Comment 5 Red Hat Bugzilla 2009-11-10 21:02:38 UTC
This bug was previously known as http://jira.rhq-project.org/browse/RHQ-2346


Comment 6 wes hayutin 2010-02-16 15:44:46 UTC
mass move off the qa triage list.  These are tasks for dev.

Comment 7 Joseph Marques 2010-11-17 17:05:48 UTC
As it stands today, DataPurgeJob *is* a quartz job, so we can't execute it before quartz starts up - quartz needs to be started to run the job.  We could fix that by refactoring the bulk of job down into some SLSB method, and then having quartz call that method.

Keep in mind, DataPurgeJob is already a stateful job, which means that quartz will *ensure* that only one server is ever running that job at a time.  The only reason we're seeing a DataPurgeJob run at startup, is because a previous schedule was missed.  If quartz sees that the job should have been executed at t=60, and it's currently t=63 when the server starts, it means that it missed a trigger and will fire it immediately. 

Have we seen issues with the current implementation in production?

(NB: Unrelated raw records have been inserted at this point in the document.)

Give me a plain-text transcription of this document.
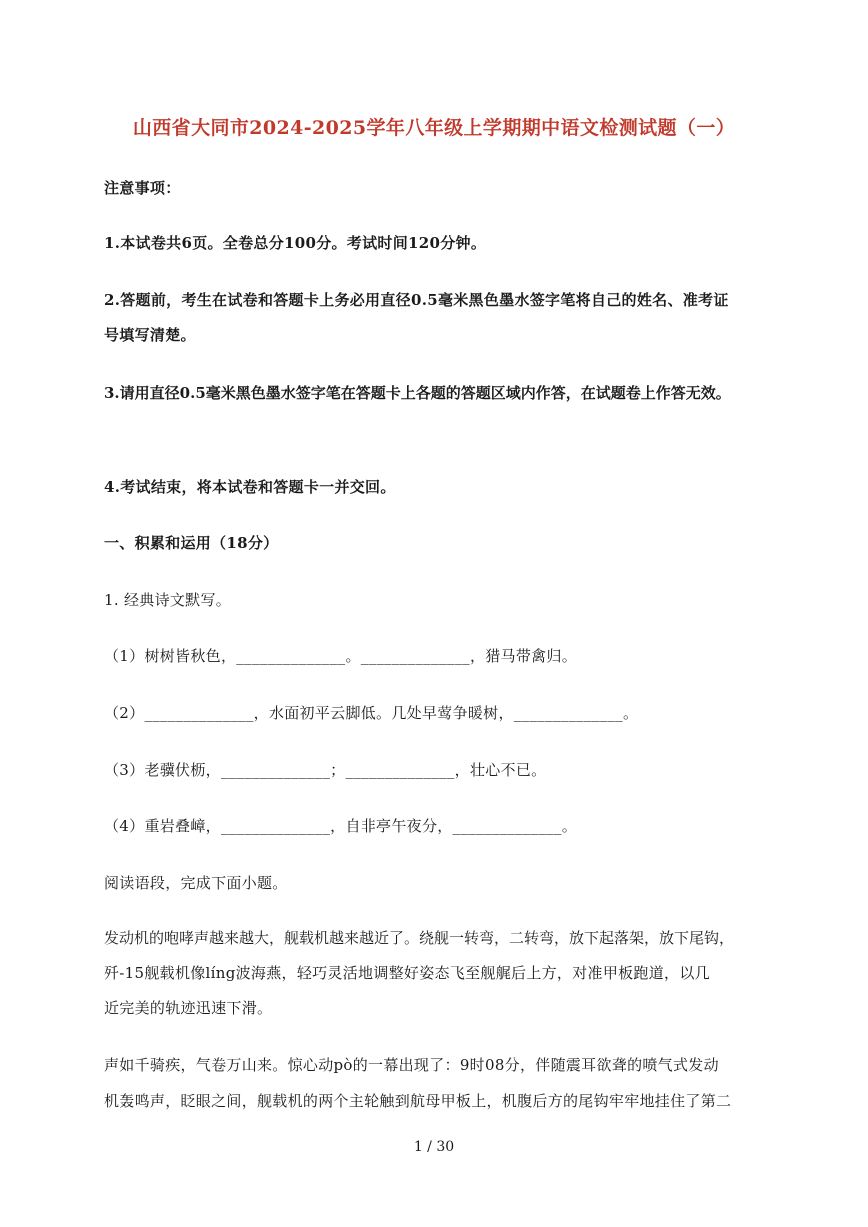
山西省大同市2024-2025学年八年级上学期期中语文检测试题（一）
注意事项：
1.本试卷共6页。全卷总分100分。考试时间120分钟。
2.答题前，考生在试卷和答题卡上务必用直径0.5毫米黑色墨水签字笔将自己的姓名、准考证
号填写清楚。
3.请用直径0.5毫米黑色墨水签字笔在答题卡上各题的答题区域内作答，在试题卷上作答无效。
4.考试结束，将本试卷和答题卡一并交回。
一、积累和运用（18分）
1. 经典诗文默写。
（1）树树皆秋色，______________。______________，猎马带禽归。
（2）______________，水面初平云脚低。几处早莺争暖树，______________。
（3）老骥伏枥，______________；______________，壮心不已。
（4）重岩叠嶂，______________，自非亭午夜分，______________。
阅读语段，完成下面小题。
发动机的咆哮声越来越大，舰载机越来越近了。绕舰一转弯，二转弯，放下起落架，放下尾钩，
歼-15舰载机像líng波海燕，轻巧灵活地调整好姿态飞至舰艉后上方，对准甲板跑道，以几
近完美的轨迹迅速下滑。
声如千骑疾，气卷万山来。惊心动pò的一幕出现了：9时08分，伴随震耳欲聋的喷气式发动
机轰鸣声，眨眼之间，舰载机的两个主轮触到航母甲板上，机腹后方的尾钩牢牢地挂住了第二
1 / 30
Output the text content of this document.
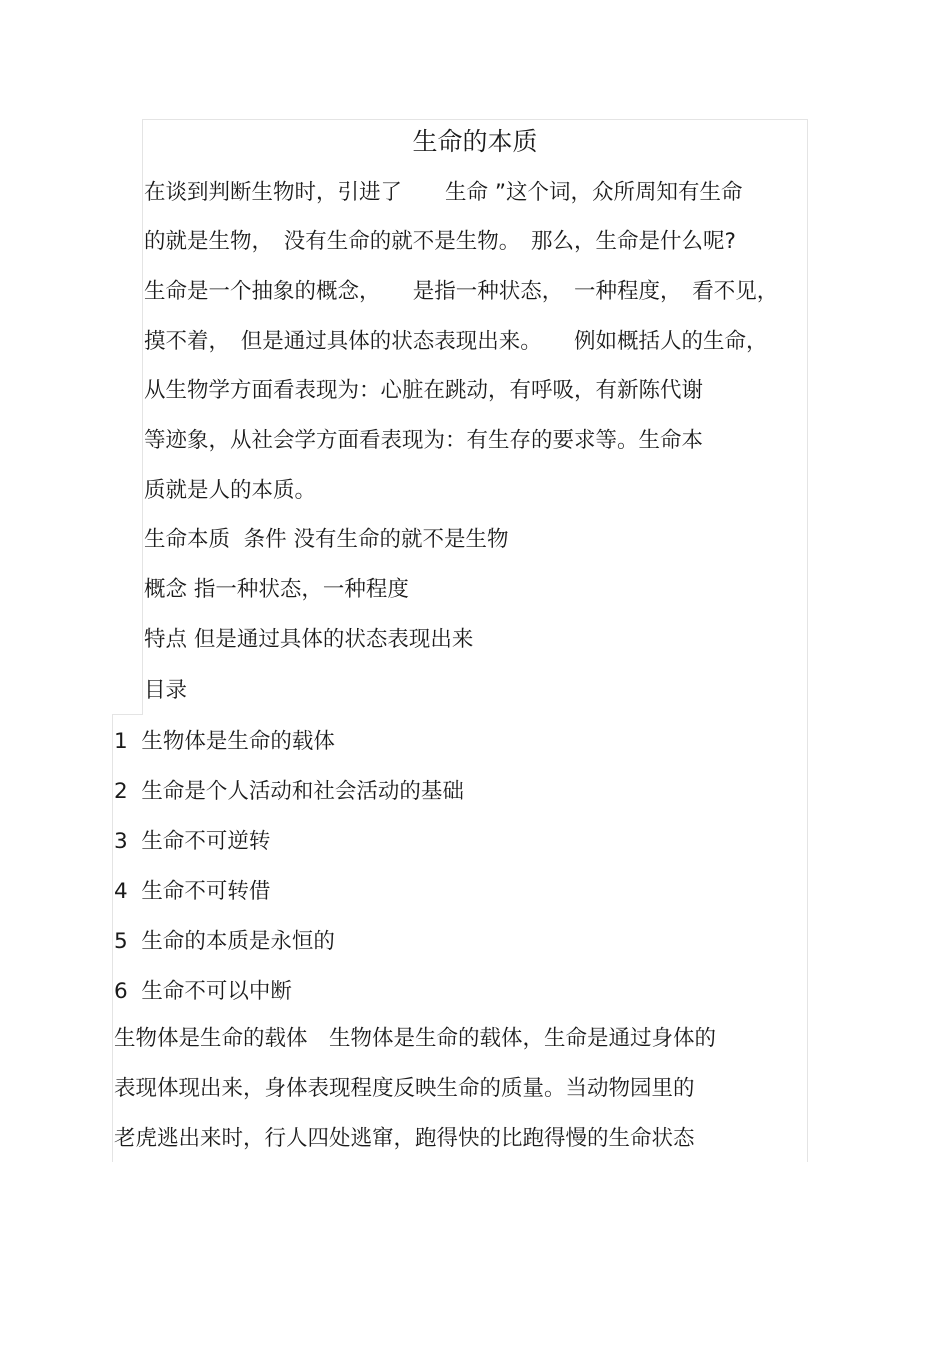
生命的本质
在谈到判断生物时，引进了　　生命 ”这个词，众所周知有生命
的就是生物，　没有生命的就不是生物。　那么，生命是什么呢?
生命是一个抽象的概念，　　是指一种状态，　一种程度，　看不见，
摸不着，　但是通过具体的状态表现出来。　　例如概括人的生命，
从生物学方面看表现为：心脏在跳动，有呼吸，有新陈代谢
等迹象，从社会学方面看表现为：有生存的要求等。生命本
质就是人的本质。
生命本质  条件 没有生命的就不是生物
概念 指一种状态，一种程度
特点 但是通过具体的状态表现出来
目录
1  生物体是生命的载体
2  生命是个人活动和社会活动的基础
3  生命不可逆转
4  生命不可转借
5  生命的本质是永恒的
6  生命不可以中断
生物体是生命的载体　生物体是生命的载体，生命是通过身体的
表现体现出来，身体表现程度反映生命的质量。当动物园里的
老虎逃出来时，行人四处逃窜，跑得快的比跑得慢的生命状态
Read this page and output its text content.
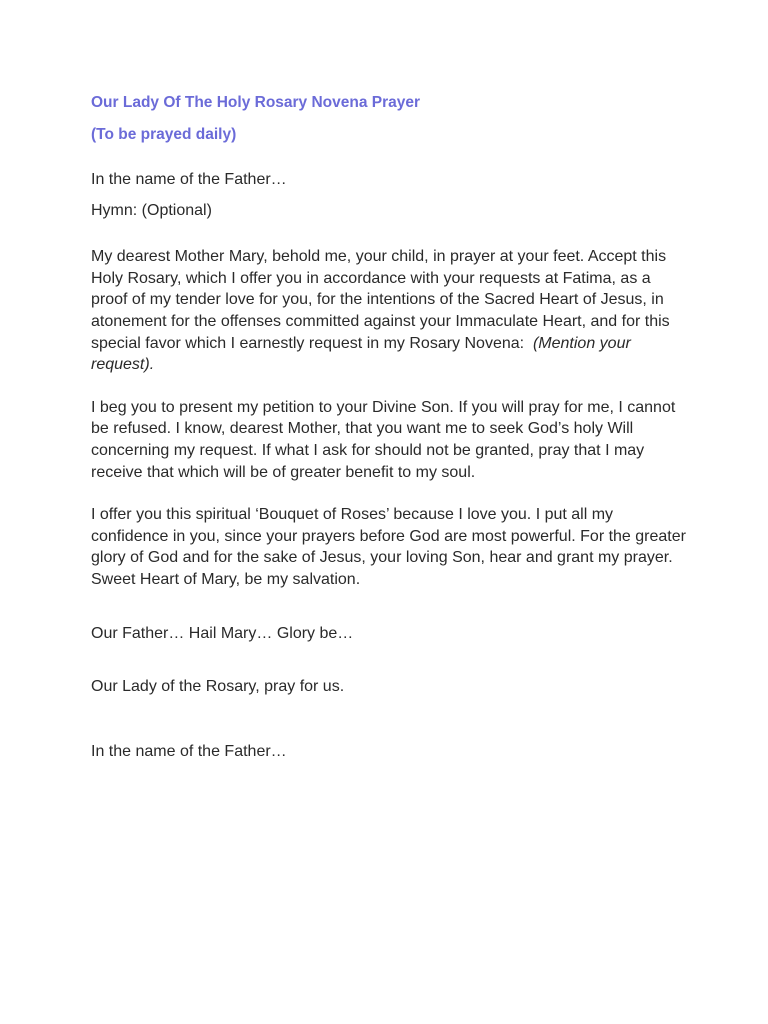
Our Lady Of The Holy Rosary Novena Prayer
(To be prayed daily)

In the name of the Father…

Hymn: (Optional)

My dearest Mother Mary, behold me, your child, in prayer at your feet. Accept this Holy Rosary, which I offer you in accordance with your requests at Fatima, as a proof of my tender love for you, for the intentions of the Sacred Heart of Jesus, in atonement for the offenses committed against your Immaculate Heart, and for this special favor which I earnestly request in my Rosary Novena: (Mention your request).

I beg you to present my petition to your Divine Son. If you will pray for me, I cannot be refused. I know, dearest Mother, that you want me to seek God’s holy Will concerning my request. If what I ask for should not be granted, pray that I may receive that which will be of greater benefit to my soul.

I offer you this spiritual ‘Bouquet of Roses’ because I love you. I put all my confidence in you, since your prayers before God are most powerful. For the greater glory of God and for the sake of Jesus, your loving Son, hear and grant my prayer. Sweet Heart of Mary, be my salvation.

Our Father… Hail Mary… Glory be…

Our Lady of the Rosary, pray for us.

In the name of the Father…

Comment 8 Charles Crouch 2010-11-18 22:41:43 UTC
IIRC the issues were around servers being down for a long time, having to do a large compression job and deal with many spooled agent reports at the same time. This bug would mitigate this, at least to a certain extent, i.e. as long as you don't start up at the top of hour. The workaround is to stand up the servers in maintenance mode and let the quartz job run then switch to normal mode and let the agents in. I don't see huge value in this, so its not something we should be spending a lot of time I think.